(John Kemp is a Reuters market analyst. The views expressed are his own)
LONDON, Feb 6 (Reuters) - High oil prices have radically reshaped fuel consumption in the airline industry - a sector where demand was supposed to be insensitive to the cost of crude because there are few obvious alternatives.
Travelling across continents and oceans by road, rail or sea is impractical, and there is no real substitute for using refined petroleum products to power aircraft.
Yet in the United States, a quadrupling of crude and jet fuel prices since 2003, coupled with the prolonged recession, has cut jet fuel consumption by around half a billion barrels per year (roughly 1.4 million barrels per day) compared with the previous trend (http://link.reuters.com/cuh66v).
In 2013, U.S. and international airlines operating in or from the United States consumed more than 500 million barrels of jet fuel, according to official statistics. After motor gasoline and road diesel, jet fuel is the most important product supplied by U.S. oil refineries.
The 516 million barrels of jet supplied to airlines in the 12 months to November 2013 was dwarfed by the 3.2 billion gallons of gasoline and the 1.3 billion gallons of road diesel and home heating oil delivered to U.S. customers.
Even so, jet fuel consumption in the United States was equivalent to Saudi Arabia's entire crude output for more than 50 days.
But fuel consumption has been falling for a decade after peaking before the attacks on the World Trade Center in 2001.
Consumption of civilian fuels such as Jet-A and military-grade fuels like JP-8 is down 18 percent from a peak of 631 million barrels per year at the millennium, according to the U.S. Energy Information Administration.

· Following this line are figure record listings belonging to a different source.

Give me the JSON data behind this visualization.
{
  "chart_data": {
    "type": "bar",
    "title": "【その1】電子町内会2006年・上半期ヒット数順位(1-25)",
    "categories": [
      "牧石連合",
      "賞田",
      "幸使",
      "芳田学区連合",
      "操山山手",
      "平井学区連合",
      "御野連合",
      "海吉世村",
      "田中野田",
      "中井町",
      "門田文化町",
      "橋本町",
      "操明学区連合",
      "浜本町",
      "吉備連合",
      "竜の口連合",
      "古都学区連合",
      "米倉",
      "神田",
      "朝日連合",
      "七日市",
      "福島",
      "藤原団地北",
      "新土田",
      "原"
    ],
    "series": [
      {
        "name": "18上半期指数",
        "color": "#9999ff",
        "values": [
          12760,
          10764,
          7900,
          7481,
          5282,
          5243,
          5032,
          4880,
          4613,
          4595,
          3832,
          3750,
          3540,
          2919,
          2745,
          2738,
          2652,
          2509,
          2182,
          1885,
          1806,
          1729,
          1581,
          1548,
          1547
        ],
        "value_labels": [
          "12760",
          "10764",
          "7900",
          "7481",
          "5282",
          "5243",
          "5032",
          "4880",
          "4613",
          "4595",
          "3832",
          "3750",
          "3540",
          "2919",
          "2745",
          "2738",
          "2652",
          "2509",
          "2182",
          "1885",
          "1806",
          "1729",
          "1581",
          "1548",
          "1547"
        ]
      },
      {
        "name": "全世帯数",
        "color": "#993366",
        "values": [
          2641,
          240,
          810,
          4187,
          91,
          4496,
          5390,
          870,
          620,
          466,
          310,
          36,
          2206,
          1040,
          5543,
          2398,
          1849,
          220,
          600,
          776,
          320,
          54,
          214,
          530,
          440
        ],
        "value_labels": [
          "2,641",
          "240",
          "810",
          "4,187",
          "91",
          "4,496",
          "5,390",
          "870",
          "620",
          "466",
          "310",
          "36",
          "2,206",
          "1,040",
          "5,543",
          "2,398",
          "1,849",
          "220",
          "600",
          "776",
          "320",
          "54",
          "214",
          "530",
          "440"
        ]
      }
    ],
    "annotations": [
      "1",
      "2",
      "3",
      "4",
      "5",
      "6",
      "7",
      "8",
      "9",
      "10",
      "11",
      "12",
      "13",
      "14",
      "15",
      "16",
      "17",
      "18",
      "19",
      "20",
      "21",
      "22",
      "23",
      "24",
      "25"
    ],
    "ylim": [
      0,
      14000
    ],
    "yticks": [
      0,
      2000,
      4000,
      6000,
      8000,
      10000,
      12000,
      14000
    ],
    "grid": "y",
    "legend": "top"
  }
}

Between 1980 and 2000, jet consumption grew at a compound annual rate of 3.6 percent. If fuel demand had continued to grow at the same rate, it would now stand at just over 1 billion barrels per year rather than 516 million.
Instead, consumption has been basically flat or falling for the last 13 years, though it showed signs of stabilising in 2013.
Crucially, the downturn appears to be mostly structural rather than cyclical. Consumption remained flat or continued to fall even as the economy recovered from the post-9/11 and 2008 recessions.
Slower growth in passenger numbers, more modern and fuel-efficient aircraft, and operating flights with fewer empty seats have all contributed to a reduction in fuel consumption compared with the previous trend.
In response to soaring fuel bills, airlines have been forced to operate much more efficiently than before, eliminating excess capacity and under-utilised routes.
U.S. and international airlines operating in the United States spent a staggering $51 billion on fuel in 2012, up from just $15 billion in 2000, according to the Bureau of Transportation Statistics.
Fuel is now the largest single item of expenditure for most U.S. and international airlines. The pressure to achieve greater efficiency has been immense.
U.S. and international airlines carried 813 million passengers in 2012, up 21 percent from 2002. But the number of available seat-miles - a measure of capacity - rose just 16.6 percent over the same period.
In 2002, the average plane was 72.6 percent full. By 2012, the load factor had reached 82.5 percent, and is on course to be even higher in 2013 and 2014.
Aircraft are also becoming much more efficient. New aircraft use around a quarter less fuel than the fleet average, an Airbus representative told an expert meeting convened by the OECD's International Transport Forum (ITF) ("What is the future of air transport?" May 2010).
Similar gains have been made in Europe and the other advanced industrial economies. Even more efficiency will be needed in future, however, to cope with the predicted growth in passenger numbers in emerging markets.
Global passenger traffic has already risen from 300 million in 1970 to 2.5 billion in 2010, and is predicted to hit 5 billion or even 10 billion per year by 2050, according to the ITF's expert panel.
The global aviation industry aims to improve fuel efficiency by 1.5 percent per year until 2020, according to the International Air Transport Association (IATA), which lobbies on behalf of carriers.
Beyond 2020, global airlines are committed to "carbon-neutral growth". Rising passenger numbers and freight volumes will have to be offset by continued efficiency improvements and carbon offsets such as increased use of biofuels to meet that goal.
There are estimated to be 24,000 aircraft in the global fleet. Replacing them all with the most modern generation of planes could cut fuel use and carbon emissions by 25 percent.
Fleet turnover takes about 20 years at normal replacement rates. IATA, however, says 12,000 new aircraft costing $1.3 trillion will be purchased by 2020, which would result in another substantial cut in fuel use and emissions compared with the baseline ("Airlines International: Technology and Environment Supplement" April 2012).
As long as oil prices remain high, airlines will have strong incentives to restrict route-network growth and continue ordering more efficient aircraft.